As this example demonstrates, hypnosis can paradoxically give patients more control over their thoughts and feelings. The sensation of “letting go” of the debris of daily life, which occurs during a hypnotic state, can provide the soil for new and healthier patterns of thought and behavior to grow. It allows the patient to experience, often for the first time, what it is like to exist in a mindful state of consciousness.

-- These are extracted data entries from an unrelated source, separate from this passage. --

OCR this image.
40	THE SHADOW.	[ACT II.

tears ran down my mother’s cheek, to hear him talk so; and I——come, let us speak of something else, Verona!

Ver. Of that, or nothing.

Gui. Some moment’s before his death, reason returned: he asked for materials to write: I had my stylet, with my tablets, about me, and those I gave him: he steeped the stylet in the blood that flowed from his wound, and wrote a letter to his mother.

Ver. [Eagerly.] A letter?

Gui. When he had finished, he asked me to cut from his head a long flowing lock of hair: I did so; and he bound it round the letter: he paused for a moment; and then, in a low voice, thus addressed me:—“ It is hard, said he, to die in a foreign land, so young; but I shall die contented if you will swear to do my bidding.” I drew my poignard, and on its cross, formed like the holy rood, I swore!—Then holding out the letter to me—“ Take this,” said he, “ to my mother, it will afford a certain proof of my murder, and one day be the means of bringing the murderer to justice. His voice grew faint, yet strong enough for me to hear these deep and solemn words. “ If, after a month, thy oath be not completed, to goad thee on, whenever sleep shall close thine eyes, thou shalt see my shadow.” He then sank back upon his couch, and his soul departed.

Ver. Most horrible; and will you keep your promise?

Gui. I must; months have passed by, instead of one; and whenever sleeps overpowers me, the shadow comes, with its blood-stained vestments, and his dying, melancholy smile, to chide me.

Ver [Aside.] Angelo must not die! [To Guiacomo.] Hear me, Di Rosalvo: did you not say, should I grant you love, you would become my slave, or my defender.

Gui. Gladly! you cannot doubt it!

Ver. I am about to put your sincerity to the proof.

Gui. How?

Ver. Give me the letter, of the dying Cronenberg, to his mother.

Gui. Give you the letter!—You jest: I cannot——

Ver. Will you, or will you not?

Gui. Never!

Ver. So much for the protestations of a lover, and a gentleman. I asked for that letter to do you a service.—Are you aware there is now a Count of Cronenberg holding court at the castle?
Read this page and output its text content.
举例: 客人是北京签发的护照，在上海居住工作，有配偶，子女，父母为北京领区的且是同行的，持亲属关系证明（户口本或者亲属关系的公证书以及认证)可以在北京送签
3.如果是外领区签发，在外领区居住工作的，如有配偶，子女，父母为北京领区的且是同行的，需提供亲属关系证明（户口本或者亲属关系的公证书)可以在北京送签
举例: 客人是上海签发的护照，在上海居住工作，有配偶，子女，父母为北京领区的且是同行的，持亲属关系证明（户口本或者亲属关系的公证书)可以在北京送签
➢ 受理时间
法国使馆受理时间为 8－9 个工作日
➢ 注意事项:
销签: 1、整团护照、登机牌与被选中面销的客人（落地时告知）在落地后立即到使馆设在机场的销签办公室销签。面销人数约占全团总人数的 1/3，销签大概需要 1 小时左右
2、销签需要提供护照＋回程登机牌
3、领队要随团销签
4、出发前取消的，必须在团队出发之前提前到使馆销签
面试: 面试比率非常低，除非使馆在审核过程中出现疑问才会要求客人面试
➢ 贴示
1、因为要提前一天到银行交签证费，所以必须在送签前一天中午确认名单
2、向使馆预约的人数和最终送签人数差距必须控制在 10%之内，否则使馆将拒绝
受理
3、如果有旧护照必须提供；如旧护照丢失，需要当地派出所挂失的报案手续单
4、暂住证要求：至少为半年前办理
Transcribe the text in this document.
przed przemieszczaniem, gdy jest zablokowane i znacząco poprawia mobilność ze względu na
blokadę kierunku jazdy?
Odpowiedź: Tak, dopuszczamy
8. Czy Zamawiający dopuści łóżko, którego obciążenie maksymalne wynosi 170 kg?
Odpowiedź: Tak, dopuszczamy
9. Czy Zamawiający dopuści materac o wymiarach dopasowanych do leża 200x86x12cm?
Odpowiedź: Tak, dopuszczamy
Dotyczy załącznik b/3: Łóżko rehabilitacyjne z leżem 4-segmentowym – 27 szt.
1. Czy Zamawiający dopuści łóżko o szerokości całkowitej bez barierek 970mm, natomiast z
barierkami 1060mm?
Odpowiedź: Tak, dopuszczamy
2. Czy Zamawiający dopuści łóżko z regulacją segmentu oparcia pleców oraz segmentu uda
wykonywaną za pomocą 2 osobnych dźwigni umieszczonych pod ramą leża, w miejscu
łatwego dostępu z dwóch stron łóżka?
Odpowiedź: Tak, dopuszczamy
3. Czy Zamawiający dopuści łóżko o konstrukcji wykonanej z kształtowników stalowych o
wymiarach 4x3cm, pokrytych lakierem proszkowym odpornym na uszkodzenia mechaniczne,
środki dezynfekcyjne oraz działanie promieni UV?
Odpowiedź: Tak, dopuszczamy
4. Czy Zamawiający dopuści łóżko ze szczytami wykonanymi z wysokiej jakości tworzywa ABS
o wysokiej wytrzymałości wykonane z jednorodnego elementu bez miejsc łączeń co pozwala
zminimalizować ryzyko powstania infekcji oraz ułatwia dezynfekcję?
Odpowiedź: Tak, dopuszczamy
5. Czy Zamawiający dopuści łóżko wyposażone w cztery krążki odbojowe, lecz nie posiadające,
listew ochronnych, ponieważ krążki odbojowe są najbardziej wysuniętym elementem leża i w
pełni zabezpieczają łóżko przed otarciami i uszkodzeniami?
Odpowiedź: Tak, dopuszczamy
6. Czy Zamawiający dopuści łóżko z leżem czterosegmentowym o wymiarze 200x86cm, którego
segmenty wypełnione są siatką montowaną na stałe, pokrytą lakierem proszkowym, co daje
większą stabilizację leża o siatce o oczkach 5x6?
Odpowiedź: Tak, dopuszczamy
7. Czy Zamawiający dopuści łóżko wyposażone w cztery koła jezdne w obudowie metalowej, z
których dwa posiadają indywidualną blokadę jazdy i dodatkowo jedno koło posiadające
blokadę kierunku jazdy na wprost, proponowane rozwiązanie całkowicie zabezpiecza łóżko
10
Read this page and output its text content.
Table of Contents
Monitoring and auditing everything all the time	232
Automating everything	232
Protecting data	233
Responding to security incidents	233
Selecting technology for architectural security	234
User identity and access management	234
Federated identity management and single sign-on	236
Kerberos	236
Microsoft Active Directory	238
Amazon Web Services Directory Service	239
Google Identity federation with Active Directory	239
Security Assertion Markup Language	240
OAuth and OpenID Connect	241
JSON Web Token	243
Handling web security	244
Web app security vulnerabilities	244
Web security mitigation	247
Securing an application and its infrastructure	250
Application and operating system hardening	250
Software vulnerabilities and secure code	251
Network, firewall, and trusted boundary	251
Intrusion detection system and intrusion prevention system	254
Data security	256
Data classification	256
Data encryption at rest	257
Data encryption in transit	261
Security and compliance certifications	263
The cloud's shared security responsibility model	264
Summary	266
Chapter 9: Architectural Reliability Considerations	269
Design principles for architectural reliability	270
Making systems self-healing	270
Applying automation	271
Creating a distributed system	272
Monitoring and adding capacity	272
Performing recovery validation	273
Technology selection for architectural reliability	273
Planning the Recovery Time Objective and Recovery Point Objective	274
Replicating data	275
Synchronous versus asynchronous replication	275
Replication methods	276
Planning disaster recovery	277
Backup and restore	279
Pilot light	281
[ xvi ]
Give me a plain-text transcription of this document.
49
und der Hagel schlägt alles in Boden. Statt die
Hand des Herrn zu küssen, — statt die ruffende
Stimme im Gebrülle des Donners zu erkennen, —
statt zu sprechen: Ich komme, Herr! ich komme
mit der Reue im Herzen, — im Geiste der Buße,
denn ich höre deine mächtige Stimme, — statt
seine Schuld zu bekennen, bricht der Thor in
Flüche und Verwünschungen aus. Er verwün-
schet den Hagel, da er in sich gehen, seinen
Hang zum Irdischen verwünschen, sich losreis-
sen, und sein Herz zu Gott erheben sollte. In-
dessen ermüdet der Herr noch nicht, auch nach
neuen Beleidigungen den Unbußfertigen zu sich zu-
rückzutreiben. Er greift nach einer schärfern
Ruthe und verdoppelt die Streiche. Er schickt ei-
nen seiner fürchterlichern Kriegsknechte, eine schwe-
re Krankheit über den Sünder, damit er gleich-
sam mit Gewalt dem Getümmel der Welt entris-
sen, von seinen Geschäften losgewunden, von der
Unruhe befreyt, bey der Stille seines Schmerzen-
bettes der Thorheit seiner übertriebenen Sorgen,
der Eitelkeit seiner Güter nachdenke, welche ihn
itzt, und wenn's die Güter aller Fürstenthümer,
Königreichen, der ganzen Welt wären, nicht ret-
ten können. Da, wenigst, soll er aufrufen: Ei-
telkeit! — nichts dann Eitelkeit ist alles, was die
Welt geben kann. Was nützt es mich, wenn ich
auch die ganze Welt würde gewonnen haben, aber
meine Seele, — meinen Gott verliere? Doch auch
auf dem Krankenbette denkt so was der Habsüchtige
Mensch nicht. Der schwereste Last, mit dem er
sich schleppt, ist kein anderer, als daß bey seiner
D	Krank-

The brain wave shift from alpha (conscious thought) to beta (physical or mental relaxation) to theta (deeply relaxed with reduced consciousness) to delta (deep sleep or catalepsy) also makes the mind more receptive to post hypnotic suggestions that instill and reinforce a sense of mastery and control. Patients often emerge from the hypnotic state with a renewed sense of hope, and the belief that it is within their power to redirect their thoughts and quell their anxiety. This is then reinforced by teaching the patient “auto-suggestion”, or the practice of self-hypnosis, where the patient can self-suggest or self-talk ways to dampen or side step their anxiety when it occurs. This ability to internalize the suggestions of the therapist , and attain a state of receptivity to change, is essential to the therapeutic process, and can sometimes take months, and even years to attain with conventional therapies. Hypnosis speeds up this process, allowing the work of psychotherapy to take root more easily, as patient and therapist build on the insight and sense of mastery achieved through hypnosis.
Hypnosis is an exquisite and versatile tool; in the hands of a therapist it can help cure a wide variety of anxiety disorders. It can help patients overcome episodic and isolated forms of anxiety, such as the fear of public speaking, taking a test, or competing in athletic competitions. But it can work equally as well on more diffuse and entrenched forms of anxiety. Paired with the insights and change inducing tools of the therapeutic process, it can provide hope and healing for those afflicted by anxiety.